Simulation of combustion noise of premixed flames in OpenFOAM

Abstract

Advancements in combustion which have increased efficiency and reduced greenhouse gas emissions, such as premixed combustion and lean injection, have led to increased noise emission due to higher turbulence and mixing fluctuations. This study explored the viability of a hybrid CFD and acoustic analogy method for simulating noise in residential furnaces. This was done by exploring the validity of various chemical mechanisms to reduce computational time requirements, validating the acoustic analogy in enclosed spaces with an expansion chamber silencer, and finally testing the method on a laboratory scale furnace geometry. The WD2, SG35, Z42, DRM22 and GRI-3.0 combustion mechanisms were compared against the experimental data of the Sandia D Flame.

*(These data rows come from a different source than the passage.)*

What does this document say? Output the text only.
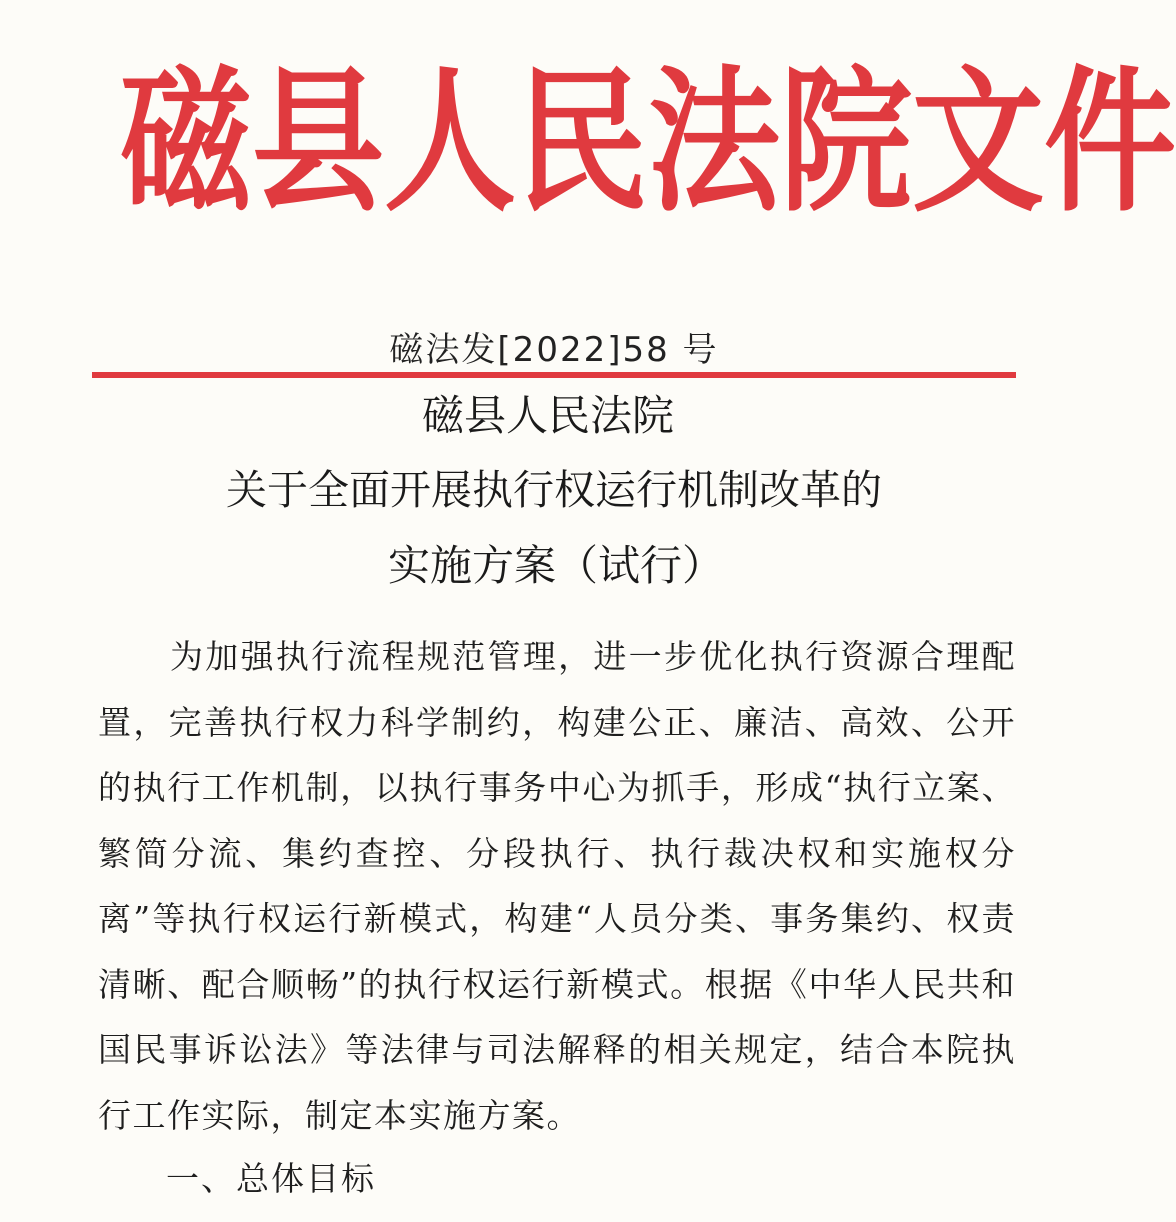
磁 县 人 民 法 院 文 件
磁法发[2022]58 号
磁县人民法院
关于全面开展执行权运行机制改革的
实施方案（试行）

为加强执行流程规范管理，进一步优化执行资源合理配置，完善执行权力科学制约，构建公正、廉洁、高效、公开的执行工作机制，以执行事务中心为抓手，形成“执行立案、繁简分流、集约查控、分段执行、执行裁决权和实施权分离”等执行权运行新模式，构建“人员分类、事务集约、权责清晰、配合顺畅”的执行权运行新模式。根据《中华人民共和国民事诉讼法》等法律与司法解释的相关规定，结合本院执行工作实际，制定本实施方案。

一、总体目标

The computational cost of these mechanisms had a power relation to the number reaction as predicted by theory, except for the global mechanism which performed worse than both the skeletal mechanisms. The libAcoustics library and Ffwocs-Williams Hawkings (FWH) acoustic analogy was validated for confined flow using the expansion chamber silencer and plane wave-theory. The calculated transmission loss compared well with the plane-wave theory and the sine-sweep method was determined to be an effective method for simulating the acoustic source. Larger time steps smoothed the sound pressure level (SPL) frequency spectrum, but this did not result in a significantly depressed the overall sound pressure level (OASPL). A laboratory scale furnace was built, and the SPL frequency spectrum was measured with SPL meter and microphones. The equivalence ratio and ramping the flow rate did not significantly alter the SPL spectrum or OASPL. However, the flow rate had a linear relationship with the SPL amplitude and peak frequencies. A simulation of the laboratory scale furnace was performed using both LES and URANS turbulence modeling. The LES-FWH simulation of the furnace predicted the combustion peak frequency and amplitude, and the OASPL. The URANS simulation underpredicted the amplitude of the SPL spectrum.